E02078: Greek inscription invoking the blessing for a monastery of the God of *Sergios and *Bakchos (soldiers and martyrs of Rusafa and Barbalissos, S00023; S00079). Found at Deir en-Nasrani in the southeast Jabal Druze (near Damascus, north Roman province of Arabia/south Syria). Probably late 5th or 6th c.
Cult activities - Non Liturgical Practices and Customs
Construction of cult buildings
Cult Activities - Miracles
Saint aiding or preventing the construction of a cult building
Source
Fallen stone lintel. H. 0.35 m; W. 1.80-1.93 m. Found near the east porch of the monastery. Decorated with a carving of a cross resembling the letter Χ, within a circle (diameter 0.32 m). Letter height 0.04-0.05 m.
First seen and copied in 1901 by René Dussaud and Frédéric Macler during their survey in south Syria, and published by them in their report in 1902. Revisited by the Princeton Expedition to Syria and copied by Howard Butler. Published from Butler's copy by Enno Littmann and Duane Reed Stuart in 1921. A new edition of the inscription will be offered in the sixteenth volume of Inscriptions grecques et latines de la Syrie.
Discussion
The inscription is poorly preserved, but based on the contents of lines 1-3 we can conclude that it probably commemorated the construction of a monastery and invoked the help of the God of Saints Sergios and Bakchos. Interestingly, both saints are mentioned, while normally Saint Sergios was venerated alone in the East.

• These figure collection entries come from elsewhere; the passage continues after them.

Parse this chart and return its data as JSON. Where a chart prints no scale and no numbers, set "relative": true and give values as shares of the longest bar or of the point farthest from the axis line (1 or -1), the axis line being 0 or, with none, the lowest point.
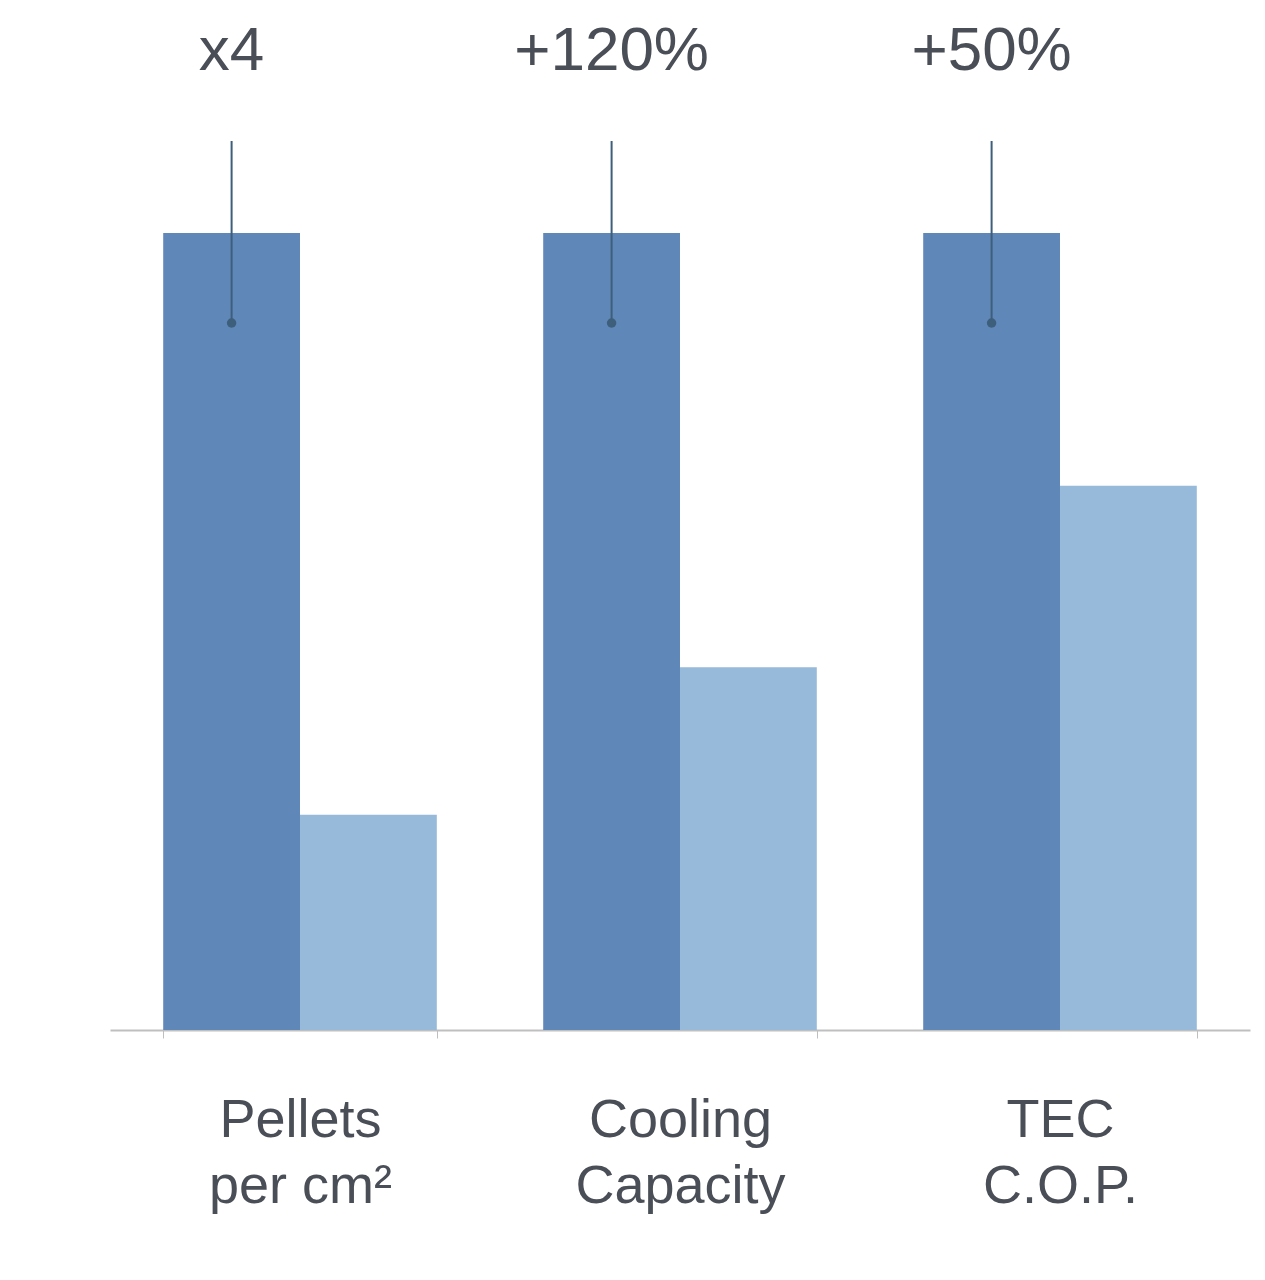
{
  "chart_data": {
    "type": "bar",
    "relative": true,
    "categories": [
      "Pellets per cm²",
      "Cooling Capacity",
      "TEC C.O.P."
    ],
    "series": [
      {
        "color": "#5f87b8",
        "values": [
          1,
          1,
          1
        ]
      },
      {
        "color": "#97b9da",
        "values": [
          0.27,
          0.455,
          0.683
        ]
      }
    ],
    "annotations": [
      "x4",
      "+120%",
      "+50%"
    ]
  }
}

Unfortunately, the name of the monastery (probably deriving from the name of its founder or of its patron saint) is lost but we can assume that it was recorded at the end of line 3.
The first editors, Dussaud and Macler, claimed that they managed to read a longer text: Κ(ύρι)ε, β(οηθοῦντος) Χ(ριστ)οῦ, εὐλώγεσον τ[ῆς] μονῆς τῶ<ν> ἁ(γίων) βοτονων (?) Γ(εωργίου) κ(α)ὶ Σ(εργίου) / 'Lord, with the help of Christ, bless the monastery of Saints [- - -] George and Sergios.' They also noted the presence of the letters ωθ in the upper left-hand corner of the inscription, which they interpreted as a date, the 808th year of the Seleucid era, i.e. AD 497. However, Littmann and Stuart, on the basis of Butler's copy, considered their readings as entirely implausible. The inscription is likely to date somewhere in the late 5th or 6th c. when the cult of Sergios was quickly spreading in the East.
Bibliography
Edition:
Inscriptions grecques et latines de la Syrie, vol. 16/2, no. 1006 (forthcoming).

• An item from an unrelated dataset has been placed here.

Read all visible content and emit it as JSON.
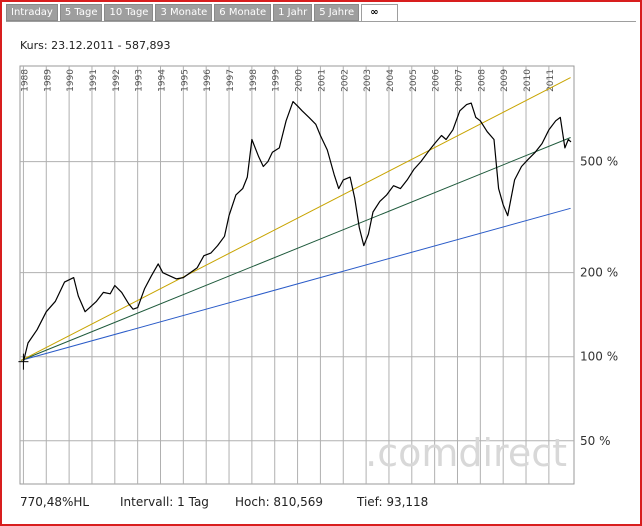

Littmann, E., Stuart, D.R., (eds.), Publications of the Princeton University Archaeological Expeditions to Syria in 1904-5 and 1909, Division III: Greek and Latin Inscriptions, Section A: Southern Syria (Leiden: Brill, 1921), no. 722.
Dussaud, R., Macler, F., "Rapport sur une mission scientifique dans les régions désertiques de la Syrie moyenne", Nouvelles archives des missions scientifiques et littéraires 10 (1902), 659, no. 48.
Further reading:
Sartre-Fauriat, A., "Georges, Serge, Élie et quelques autres saints connus et inédits de la province d'Arabie", in: Fr. Prévot (ed.), Romanité et cité chrétienne. Permances et mutations. Intégration et exclusion du Ier au VIe siècle. Mélanges en l'honneur d'Yvette Duval (Paris: De Boccard, 2000), 303, note 59.
Key Fowden, E., The Barbarian Plain: St. Sergius between Rome and Iran (Berkeley, Calif.; London: University of California Press, 1999), 108.